Dalam konstruksi divestasi, menurutnya, muncul masalah. Yang pertama, siapa yang menilai harga perusahaan Freeport Indonesia, dan dengan metode seperti apa di tengah situasi ekokomi global macet dan tidak pasti.
Kemudian, pemerintah dan BUMN tidak memiliki dana. Padahal, sambung Noorsy, hanya tinggal 4 tahun lagi berdasarkan Kontrak Karya.
"Selain itu, divestasi dengan tujuan nasionalisasi akhirnya berpluang diambil swasta nasional. Yakni, kelompok Djarum, Sampoerna, Gudan Garam, Indofood, Sinar Mas atau Lippo. Maka yang terjadi, makin timpangnya penguasaan sumberdaya," Noorsy mengingatkan.

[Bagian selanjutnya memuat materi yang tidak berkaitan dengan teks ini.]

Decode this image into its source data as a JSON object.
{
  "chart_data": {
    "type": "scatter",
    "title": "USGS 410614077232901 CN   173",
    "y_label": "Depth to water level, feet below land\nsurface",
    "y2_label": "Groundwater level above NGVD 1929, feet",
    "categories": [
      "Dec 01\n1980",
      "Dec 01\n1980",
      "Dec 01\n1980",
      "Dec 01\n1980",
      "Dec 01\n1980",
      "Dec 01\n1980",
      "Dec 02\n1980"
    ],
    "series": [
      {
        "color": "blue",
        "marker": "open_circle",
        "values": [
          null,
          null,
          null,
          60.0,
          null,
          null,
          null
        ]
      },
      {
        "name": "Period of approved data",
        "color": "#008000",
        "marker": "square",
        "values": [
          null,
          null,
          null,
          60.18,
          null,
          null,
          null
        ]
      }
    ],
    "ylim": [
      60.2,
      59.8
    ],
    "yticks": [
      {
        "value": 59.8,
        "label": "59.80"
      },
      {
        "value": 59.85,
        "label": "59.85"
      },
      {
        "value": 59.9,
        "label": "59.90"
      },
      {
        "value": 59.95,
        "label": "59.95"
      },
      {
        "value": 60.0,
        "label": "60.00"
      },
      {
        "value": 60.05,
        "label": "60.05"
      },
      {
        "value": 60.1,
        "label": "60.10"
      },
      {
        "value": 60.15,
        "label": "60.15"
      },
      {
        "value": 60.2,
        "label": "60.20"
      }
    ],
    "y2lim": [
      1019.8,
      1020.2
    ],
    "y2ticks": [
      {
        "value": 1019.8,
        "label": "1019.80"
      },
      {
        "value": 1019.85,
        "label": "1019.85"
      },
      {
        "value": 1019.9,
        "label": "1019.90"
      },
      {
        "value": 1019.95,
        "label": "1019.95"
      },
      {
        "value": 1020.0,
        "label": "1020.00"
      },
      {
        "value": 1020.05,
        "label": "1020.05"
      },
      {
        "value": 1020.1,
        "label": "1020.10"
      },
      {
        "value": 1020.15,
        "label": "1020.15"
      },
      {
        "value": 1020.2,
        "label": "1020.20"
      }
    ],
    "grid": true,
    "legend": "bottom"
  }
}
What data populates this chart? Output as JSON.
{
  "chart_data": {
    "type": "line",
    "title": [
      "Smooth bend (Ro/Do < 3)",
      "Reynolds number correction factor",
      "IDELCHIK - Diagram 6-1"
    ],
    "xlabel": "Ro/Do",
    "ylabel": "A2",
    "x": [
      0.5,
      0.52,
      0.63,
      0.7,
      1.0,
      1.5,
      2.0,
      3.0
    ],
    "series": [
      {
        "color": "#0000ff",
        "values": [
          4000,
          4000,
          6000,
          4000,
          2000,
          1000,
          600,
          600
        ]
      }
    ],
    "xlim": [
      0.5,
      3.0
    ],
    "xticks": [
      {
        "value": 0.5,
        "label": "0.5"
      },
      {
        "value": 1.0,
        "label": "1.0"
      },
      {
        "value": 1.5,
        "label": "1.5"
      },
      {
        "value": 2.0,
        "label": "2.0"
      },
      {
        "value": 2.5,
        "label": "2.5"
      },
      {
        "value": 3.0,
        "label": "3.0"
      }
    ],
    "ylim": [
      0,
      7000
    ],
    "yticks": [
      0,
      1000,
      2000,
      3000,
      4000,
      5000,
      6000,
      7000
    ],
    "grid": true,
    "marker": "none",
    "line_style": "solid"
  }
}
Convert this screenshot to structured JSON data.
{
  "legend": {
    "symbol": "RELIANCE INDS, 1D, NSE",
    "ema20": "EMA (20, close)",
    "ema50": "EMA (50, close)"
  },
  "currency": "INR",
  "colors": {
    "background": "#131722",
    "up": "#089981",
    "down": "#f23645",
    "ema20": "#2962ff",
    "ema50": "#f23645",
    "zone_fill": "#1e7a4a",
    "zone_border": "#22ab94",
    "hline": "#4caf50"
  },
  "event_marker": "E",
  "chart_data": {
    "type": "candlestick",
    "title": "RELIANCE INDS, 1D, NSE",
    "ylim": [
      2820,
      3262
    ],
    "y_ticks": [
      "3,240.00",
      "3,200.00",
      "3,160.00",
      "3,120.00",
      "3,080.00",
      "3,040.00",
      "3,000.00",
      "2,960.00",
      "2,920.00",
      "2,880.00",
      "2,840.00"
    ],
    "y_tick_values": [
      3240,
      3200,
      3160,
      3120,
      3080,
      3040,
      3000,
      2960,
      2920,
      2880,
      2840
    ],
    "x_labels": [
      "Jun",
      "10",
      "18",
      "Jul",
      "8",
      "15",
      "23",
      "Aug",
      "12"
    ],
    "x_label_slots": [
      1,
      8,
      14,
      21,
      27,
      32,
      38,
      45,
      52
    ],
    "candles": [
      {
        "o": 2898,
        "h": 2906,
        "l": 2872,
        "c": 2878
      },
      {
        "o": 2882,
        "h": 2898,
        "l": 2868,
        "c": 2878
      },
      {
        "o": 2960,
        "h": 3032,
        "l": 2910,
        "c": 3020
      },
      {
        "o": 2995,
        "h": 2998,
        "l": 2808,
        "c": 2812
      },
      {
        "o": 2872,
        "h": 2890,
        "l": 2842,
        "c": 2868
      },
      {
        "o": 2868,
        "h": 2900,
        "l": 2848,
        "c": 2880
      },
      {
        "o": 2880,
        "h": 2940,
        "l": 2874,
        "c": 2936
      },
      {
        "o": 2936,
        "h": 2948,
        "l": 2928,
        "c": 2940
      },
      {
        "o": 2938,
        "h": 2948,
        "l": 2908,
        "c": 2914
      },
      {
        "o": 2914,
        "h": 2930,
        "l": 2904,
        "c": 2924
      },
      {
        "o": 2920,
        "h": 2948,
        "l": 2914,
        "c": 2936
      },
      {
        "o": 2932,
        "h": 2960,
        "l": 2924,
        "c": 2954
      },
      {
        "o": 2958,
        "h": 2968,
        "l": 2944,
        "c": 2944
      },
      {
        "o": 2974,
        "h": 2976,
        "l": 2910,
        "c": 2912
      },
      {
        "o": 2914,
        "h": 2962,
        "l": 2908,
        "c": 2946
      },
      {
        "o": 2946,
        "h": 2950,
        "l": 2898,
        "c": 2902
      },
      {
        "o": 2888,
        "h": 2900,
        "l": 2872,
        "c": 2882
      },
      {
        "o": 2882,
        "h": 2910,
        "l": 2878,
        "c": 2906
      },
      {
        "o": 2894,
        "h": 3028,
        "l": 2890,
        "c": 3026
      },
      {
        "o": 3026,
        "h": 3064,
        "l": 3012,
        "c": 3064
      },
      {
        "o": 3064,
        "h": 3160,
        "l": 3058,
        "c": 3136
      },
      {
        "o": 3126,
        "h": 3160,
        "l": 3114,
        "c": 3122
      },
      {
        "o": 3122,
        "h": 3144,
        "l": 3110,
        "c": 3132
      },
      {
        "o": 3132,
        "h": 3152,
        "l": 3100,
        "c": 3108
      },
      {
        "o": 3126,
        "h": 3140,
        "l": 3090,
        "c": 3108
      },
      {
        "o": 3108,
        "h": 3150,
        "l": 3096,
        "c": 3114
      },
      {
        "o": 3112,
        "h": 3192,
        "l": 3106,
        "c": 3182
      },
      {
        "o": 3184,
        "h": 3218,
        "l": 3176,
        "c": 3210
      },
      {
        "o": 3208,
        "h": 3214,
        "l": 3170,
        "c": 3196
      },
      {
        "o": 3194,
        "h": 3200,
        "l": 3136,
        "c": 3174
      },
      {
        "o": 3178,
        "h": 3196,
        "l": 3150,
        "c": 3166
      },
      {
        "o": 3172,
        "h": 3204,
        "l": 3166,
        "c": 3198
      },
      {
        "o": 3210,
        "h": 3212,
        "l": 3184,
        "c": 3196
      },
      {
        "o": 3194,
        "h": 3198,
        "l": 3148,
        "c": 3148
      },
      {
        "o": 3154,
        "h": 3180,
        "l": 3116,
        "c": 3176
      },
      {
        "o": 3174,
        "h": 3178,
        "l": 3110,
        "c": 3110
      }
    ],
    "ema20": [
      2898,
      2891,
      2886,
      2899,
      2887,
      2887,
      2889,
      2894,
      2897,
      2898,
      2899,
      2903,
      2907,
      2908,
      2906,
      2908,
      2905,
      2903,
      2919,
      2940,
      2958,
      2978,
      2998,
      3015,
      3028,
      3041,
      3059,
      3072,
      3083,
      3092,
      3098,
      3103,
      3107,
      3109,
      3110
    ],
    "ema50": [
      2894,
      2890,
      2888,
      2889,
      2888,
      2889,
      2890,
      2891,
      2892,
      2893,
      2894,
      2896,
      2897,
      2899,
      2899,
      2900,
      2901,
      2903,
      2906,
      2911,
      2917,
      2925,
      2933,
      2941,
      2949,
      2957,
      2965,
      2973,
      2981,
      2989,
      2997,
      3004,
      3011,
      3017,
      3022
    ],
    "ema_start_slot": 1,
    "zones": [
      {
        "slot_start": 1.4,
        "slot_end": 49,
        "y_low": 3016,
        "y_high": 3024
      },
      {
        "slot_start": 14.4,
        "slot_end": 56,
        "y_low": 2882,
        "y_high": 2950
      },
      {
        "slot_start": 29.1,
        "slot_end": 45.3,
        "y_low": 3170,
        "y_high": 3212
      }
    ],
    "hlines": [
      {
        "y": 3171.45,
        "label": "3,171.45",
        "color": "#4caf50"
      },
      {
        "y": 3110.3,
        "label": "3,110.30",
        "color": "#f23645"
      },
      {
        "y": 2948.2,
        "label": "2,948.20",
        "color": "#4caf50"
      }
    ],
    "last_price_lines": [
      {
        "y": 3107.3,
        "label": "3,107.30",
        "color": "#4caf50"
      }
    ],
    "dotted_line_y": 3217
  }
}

"Yang kaya makin kaya. Divestasi ini membutuhkan perhitungan secara jujur dan terbuka untuk bisa dipertanggung jawabkan (accountability, fairness dan responsibility). Ini yang langka pada Freeport Indonesia," katanya lagi.
"Tunggu saja hingga jatuh tempo dan saat perpanjangan izin 2021-2041, pemerintah mensyaratkan kepemilikan saham 51 persen kepada Freeport Indonesia," lanjut Noorsy lagi.